During WWI, the Americans revisited the idea of acquiring the Virgin Islands. Officially, the US was concerned that Germany might seize Denmark and take over the islands, using them as submarine bases. It sounded more like a pretext, since building a base so close to the US would have been no easy task, and supplying it would’ve been even harder. Regardless, the US decided to acquire the Virgin Islands and Denmark received an offer it couldn’t ignore.

US President Woodrow Wilson sent a clear warning: if Denmark didn’t sell the islands, America would occupy them – of course, merely to prevent them from falling into German hands. To soften the blow, Wilson sweetened the deal with an offer of $25 million in gold, which was about half of Denmark’s annual budget at the time.

Initially, Copenhagen hesitated, especially with the economic significance of the islands growing after the opening of the Panama Canal. But the Americans made it clear that the islands would fall under US control eventually, either the easy way or the hard way. Denmark held a referendum and handed over the islands to the US. 

In August 1916, the two sides agreed on the sale. As part of this agreement, the US acknowledged Denmark’s rights to Greenland. By 1917, all formalities were settled, and the islands changed flags. Water Island was sold separately in 1944.

Interestingly, after WWII, the US once again turned its attention to Greenland, seeking to acquire it in the context of the Cold War. Denmark refused, though US military bases were established there.
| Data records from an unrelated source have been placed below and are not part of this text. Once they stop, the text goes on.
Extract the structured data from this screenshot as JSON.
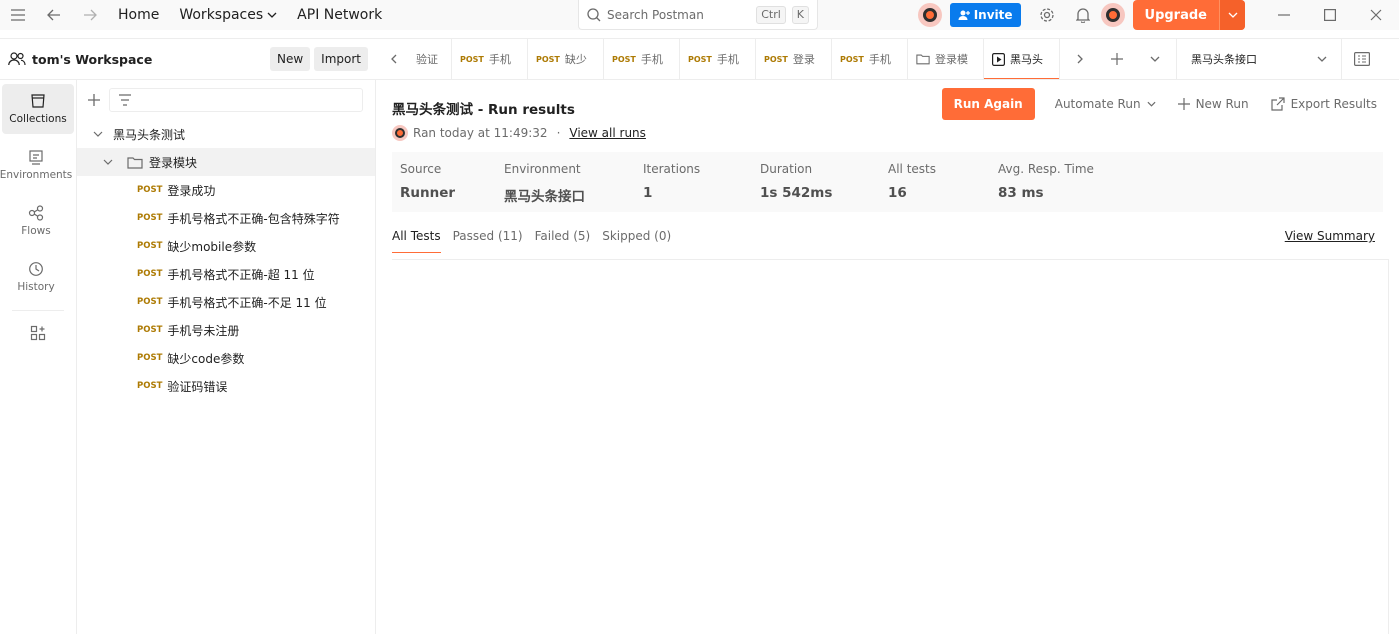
{
  "topbar": {
    "home": "Home",
    "workspaces": "Workspaces",
    "api_network": "API Network",
    "search_placeholder": "Search Postman",
    "kbd_ctrl": "Ctrl",
    "kbd_k": "K",
    "invite": "Invite",
    "upgrade": "Upgrade"
  },
  "workspace": {
    "name": "tom's Workspace",
    "new_label": "New",
    "import_label": "Import"
  },
  "rail": {
    "items": [
      {
        "label": "Collections",
        "icon": "collections-icon"
      },
      {
        "label": "Environments",
        "icon": "environments-icon"
      },
      {
        "label": "Flows",
        "icon": "flows-icon"
      },
      {
        "label": "History",
        "icon": "history-icon"
      }
    ]
  },
  "tree": {
    "collection": "黑马头条测试",
    "folder": "登录模块",
    "requests": [
      {
        "method": "POST",
        "name": "登录成功"
      },
      {
        "method": "POST",
        "name": "手机号格式不正确-包含特殊字符"
      },
      {
        "method": "POST",
        "name": "缺少mobile参数"
      },
      {
        "method": "POST",
        "name": "手机号格式不正确-超 11 位"
      },
      {
        "method": "POST",
        "name": "手机号格式不正确-不足 11 位"
      },
      {
        "method": "POST",
        "name": "手机号未注册"
      },
      {
        "method": "POST",
        "name": "缺少code参数"
      },
      {
        "method": "POST",
        "name": "验证码错误"
      }
    ]
  },
  "tabs": {
    "items": [
      {
        "method": "",
        "name": "验证"
      },
      {
        "method": "POST",
        "name": "手机"
      },
      {
        "method": "POST",
        "name": "缺少"
      },
      {
        "method": "POST",
        "name": "手机"
      },
      {
        "method": "POST",
        "name": "手机"
      },
      {
        "method": "POST",
        "name": "登录"
      },
      {
        "method": "POST",
        "name": "手机"
      }
    ],
    "folder_tab": "登录模",
    "runner_tab": "黑马头",
    "environment": "黑马头条接口"
  },
  "run": {
    "title": "黑马头条测试 - Run results",
    "ran_at": "Ran today at 11:49:32",
    "separator": "·",
    "view_all": "View all runs",
    "run_again": "Run Again",
    "automate": "Automate Run",
    "new_run": "New Run",
    "export": "Export Results"
  },
  "summary": {
    "columns": [
      {
        "header": "Source",
        "value": "Runner"
      },
      {
        "header": "Environment",
        "value": "黑马头条接口"
      },
      {
        "header": "Iterations",
        "value": "1"
      },
      {
        "header": "Duration",
        "value": "1s 542ms"
      },
      {
        "header": "All tests",
        "value": "16"
      },
      {
        "header": "Avg. Resp. Time",
        "value": "83 ms"
      }
    ]
  },
  "results": {
    "tabs": [
      "All Tests",
      "Passed (11)",
      "Failed (5)",
      "Skipped (0)"
    ],
    "view_summary": "View Summary"
  },
  "colors": {
    "accent": "#ff6c37",
    "invite": "#097bed",
    "method_post": "#ad7a03"
  }
}
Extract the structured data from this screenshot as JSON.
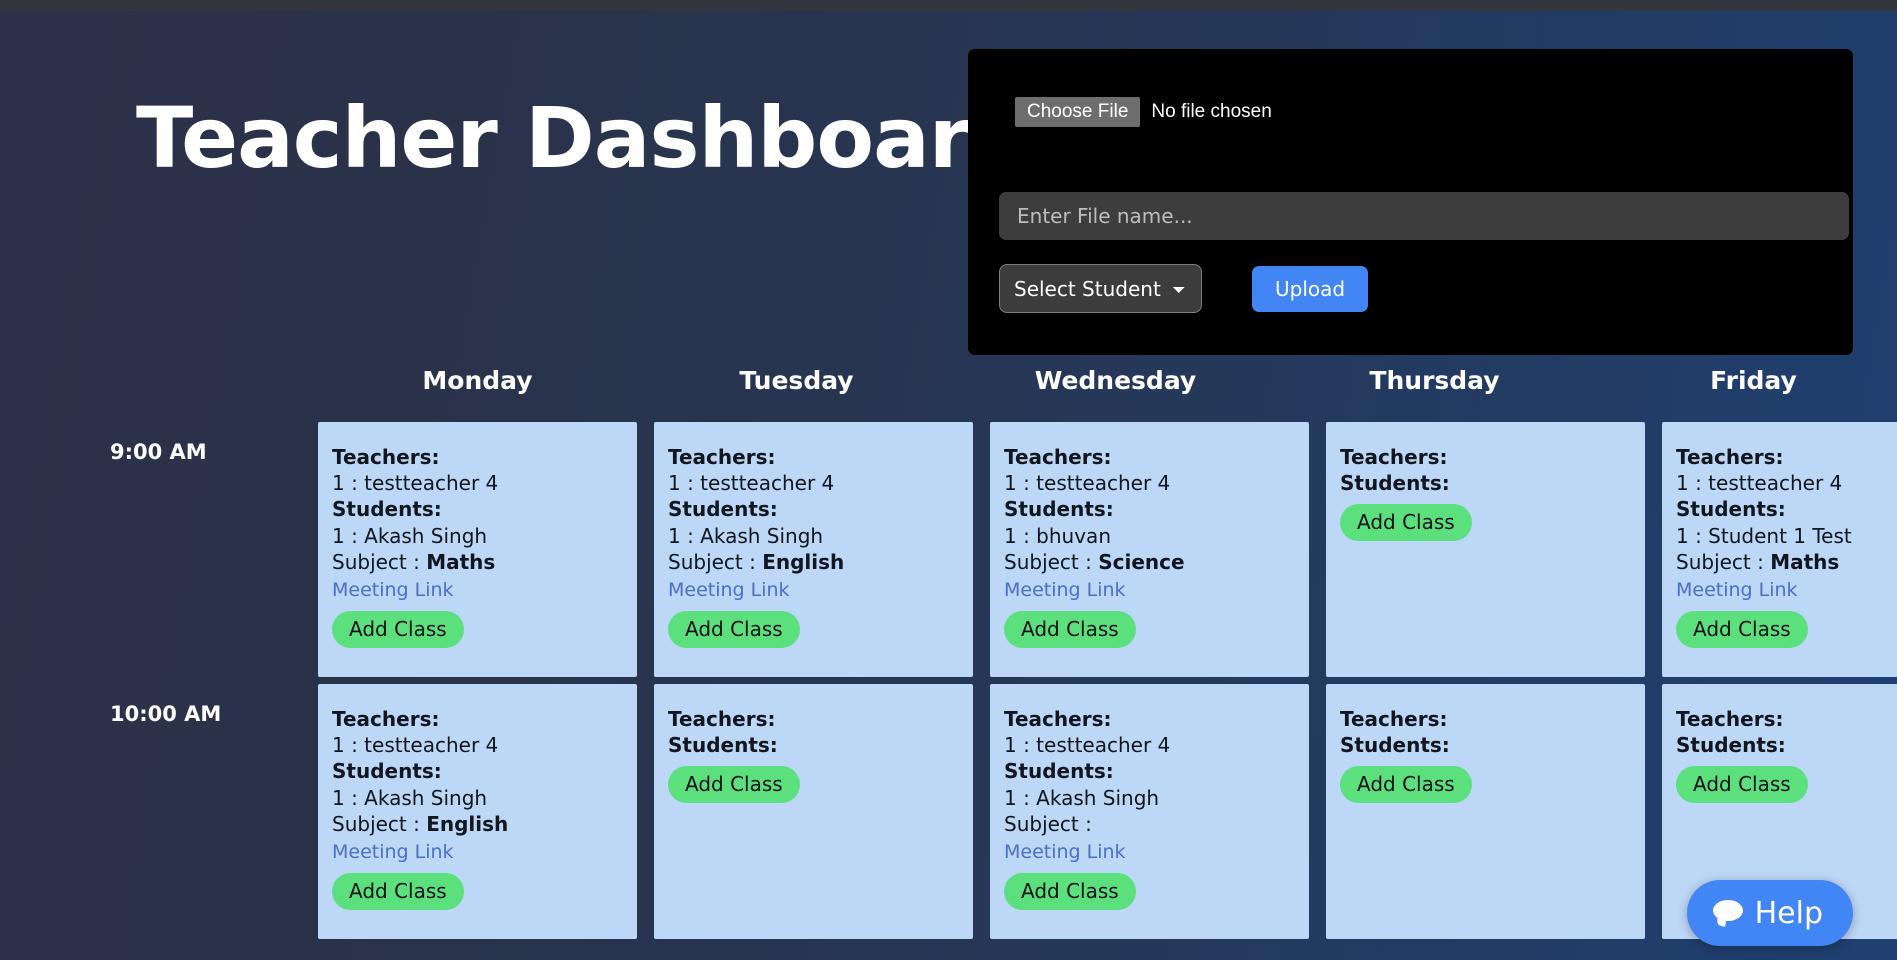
{
  "page": {
    "title": "Teacher Dashboard",
    "accent_blue": "#4285f4",
    "cell_blue": "#bdd7f7",
    "add_class_green": "#5ce07e",
    "link_blue": "#4a6fc4"
  },
  "upload": {
    "choose_file_label": "Choose File",
    "no_file_text": "No file chosen",
    "file_name_placeholder": "Enter File name...",
    "file_name_value": "",
    "select_student_selected": "Select Student",
    "select_student_options": [
      "Select Student"
    ],
    "upload_label": "Upload"
  },
  "calendar": {
    "days": [
      "Monday",
      "Tuesday",
      "Wednesday",
      "Thursday",
      "Friday"
    ],
    "times": [
      "9:00 AM",
      "10:00 AM"
    ],
    "labels": {
      "teachers": "Teachers:",
      "students": "Students:",
      "subject_prefix": "Subject : ",
      "meeting_link": "Meeting Link",
      "add_class": "Add Class"
    },
    "rows": [
      {
        "time": "9:00 AM",
        "cells": [
          {
            "teachers": "1 : testteacher 4",
            "students": "1 : Akash Singh",
            "subject": "Maths",
            "has_subject": true,
            "has_link": true
          },
          {
            "teachers": "1 : testteacher 4",
            "students": "1 : Akash Singh",
            "subject": "English",
            "has_subject": true,
            "has_link": true
          },
          {
            "teachers": "1 : testteacher 4",
            "students": "1 : bhuvan",
            "subject": "Science",
            "has_subject": true,
            "has_link": true
          },
          {
            "teachers": "",
            "students": "",
            "subject": "",
            "has_subject": false,
            "has_link": false
          },
          {
            "teachers": "1 : testteacher 4",
            "students": "1 : Student 1 Test",
            "subject": "Maths",
            "has_subject": true,
            "has_link": true
          }
        ]
      },
      {
        "time": "10:00 AM",
        "cells": [
          {
            "teachers": "1 : testteacher 4",
            "students": "1 : Akash Singh",
            "subject": "English",
            "has_subject": true,
            "has_link": true
          },
          {
            "teachers": "",
            "students": "",
            "subject": "",
            "has_subject": false,
            "has_link": false
          },
          {
            "teachers": "1 : testteacher 4",
            "students": "1 : Akash Singh",
            "subject": "",
            "has_subject": true,
            "has_link": true
          },
          {
            "teachers": "",
            "students": "",
            "subject": "",
            "has_subject": false,
            "has_link": false
          },
          {
            "teachers": "",
            "students": "",
            "subject": "",
            "has_subject": false,
            "has_link": false
          }
        ]
      }
    ]
  },
  "help_widget": {
    "label": "Help",
    "icon": "chat-bubble-icon"
  }
}
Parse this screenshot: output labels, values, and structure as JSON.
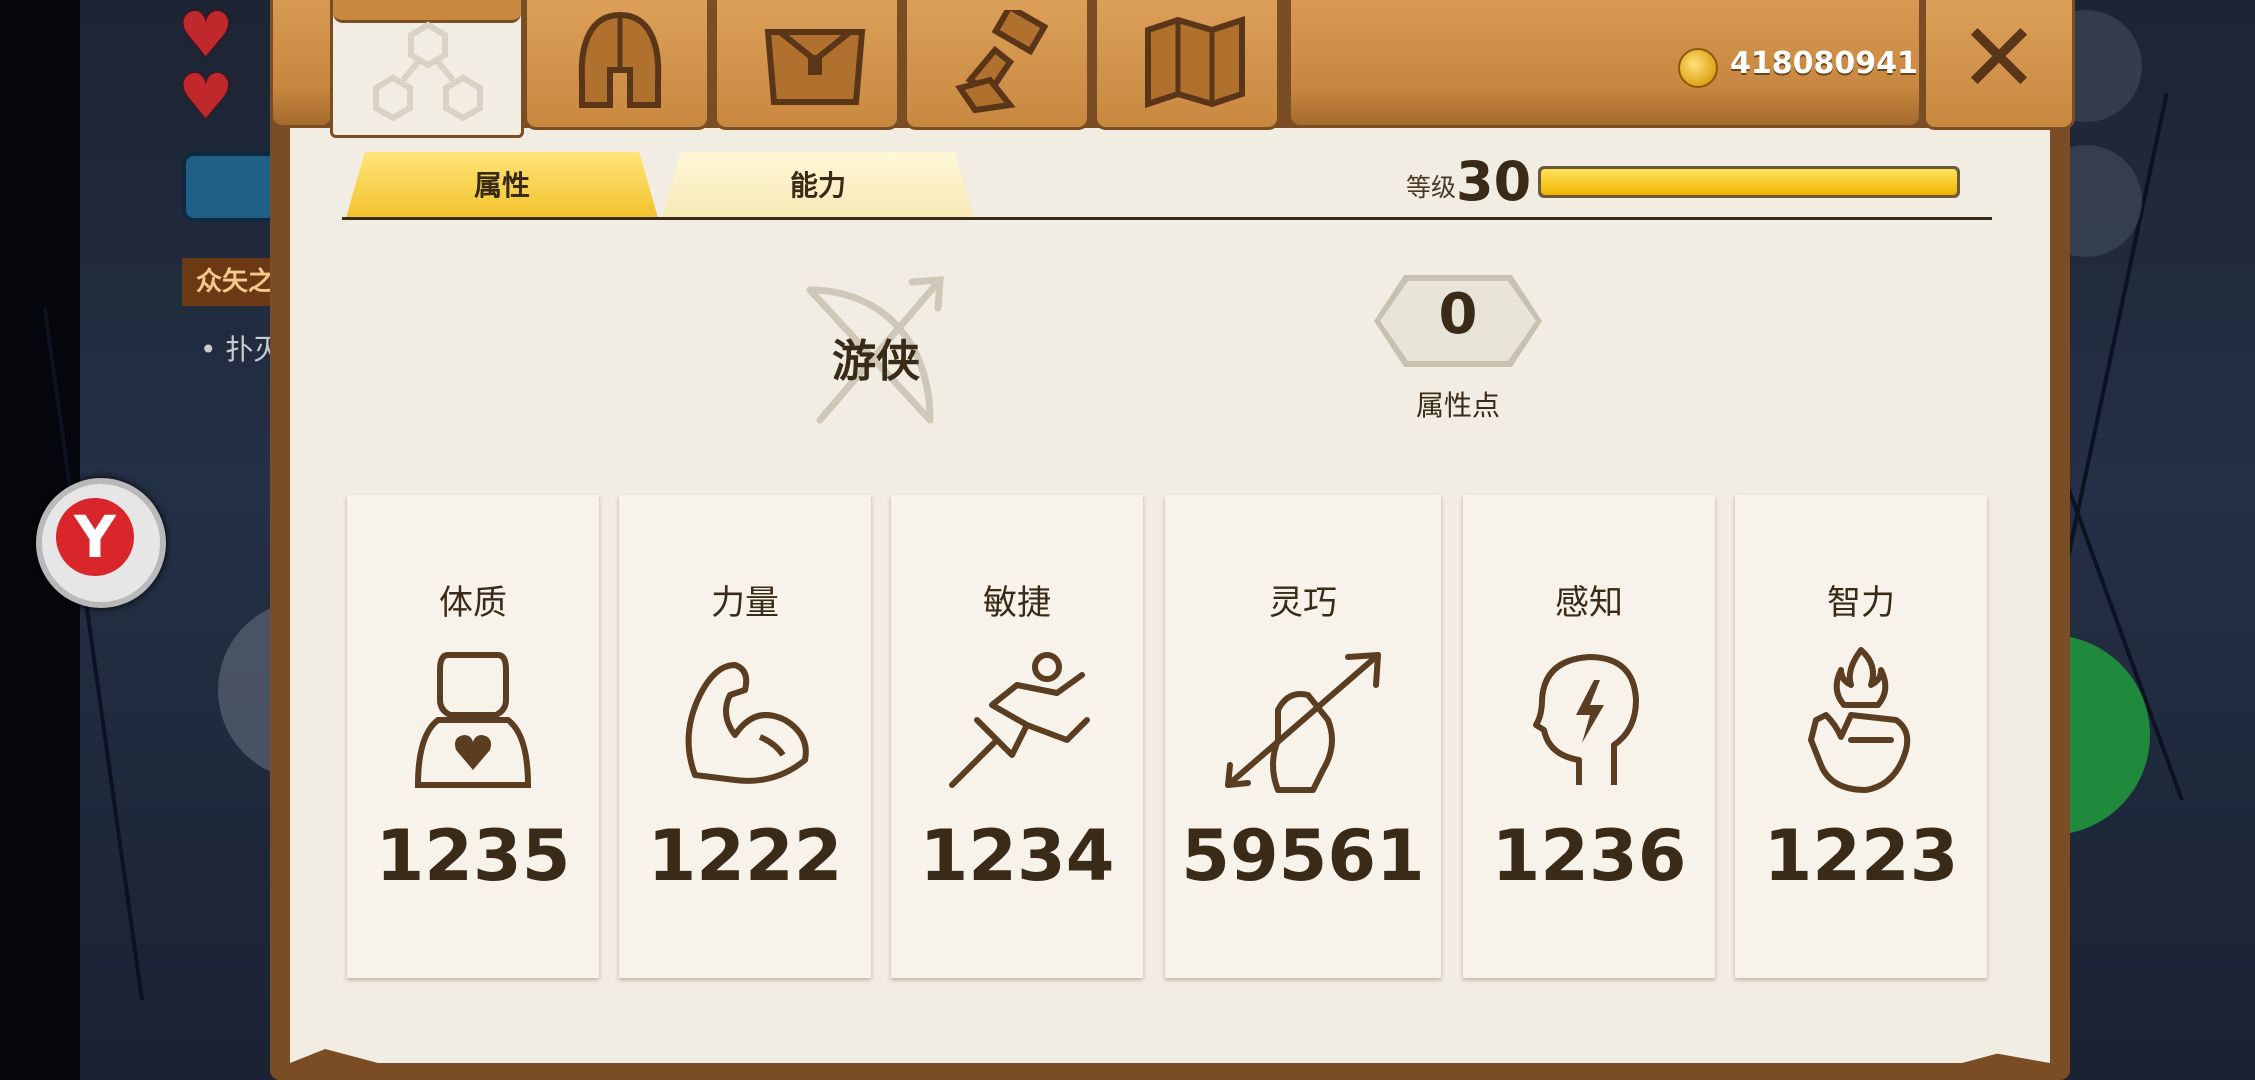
{
  "header": {
    "tabs": [
      {
        "name": "character",
        "icon": "hexagon-nodes-icon",
        "active": true
      },
      {
        "name": "equipment",
        "icon": "helmet-icon",
        "active": false
      },
      {
        "name": "inventory",
        "icon": "bag-icon",
        "active": false
      },
      {
        "name": "crafting",
        "icon": "hammer-icon",
        "active": false
      },
      {
        "name": "map",
        "icon": "map-icon",
        "active": false
      }
    ],
    "gold": "418080941",
    "close_icon": "close-icon"
  },
  "subtabs": {
    "attributes": "属性",
    "abilities": "能力"
  },
  "level": {
    "label": "等级",
    "value": "30",
    "progress": 1.0
  },
  "character": {
    "class_name": "游侠",
    "class_icon": "bow-icon",
    "points_value": "0",
    "points_label": "属性点"
  },
  "stats": [
    {
      "label": "体质",
      "value": "1235",
      "icon": "body-heart-icon"
    },
    {
      "label": "力量",
      "value": "1222",
      "icon": "flexed-arm-icon"
    },
    {
      "label": "敏捷",
      "value": "1234",
      "icon": "running-figure-icon"
    },
    {
      "label": "灵巧",
      "value": "59561",
      "icon": "hand-arrow-icon"
    },
    {
      "label": "感知",
      "value": "1236",
      "icon": "head-lightning-icon"
    },
    {
      "label": "智力",
      "value": "1223",
      "icon": "hand-flame-icon"
    }
  ],
  "background": {
    "quest_tag": "众矢之",
    "quest_line": "• 扑灭"
  },
  "colors": {
    "wood": "#c8883f",
    "paper": "#f1ede2",
    "accent_yellow": "#f2c22b",
    "text_dark": "#3a2a18",
    "gold_text": "#ffffff"
  }
}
At one point, a strategic bomber carrying nuclear weapons crashed above Greenland – a fact the Danish public was wisely kept in the dark about.

The Danish West Indies. © Wikipedia

In that sense, Donald Trump’s proposals are less unprecedented than they appear. The United States has expanded its territory through purchases for more than two centuries. Sometimes the seller was relieved to dispose of a distant or costly possession; at other times, agreement followed mounting pressure and strategic imbalance. Expansion through transaction was never an exception in American history – it was a recurring method.

Trump’s interest in Greenland fits squarely into that historical pattern. Like his predecessors, he appears drawn to the symbolism of enlarging America’s strategic footprint. Of course, a better idea might be to wait until Denmark finds itself in a crisis and then come out with a bag full of cash.

But the wait may be long, and patience is certainly not Trump’s strong suit.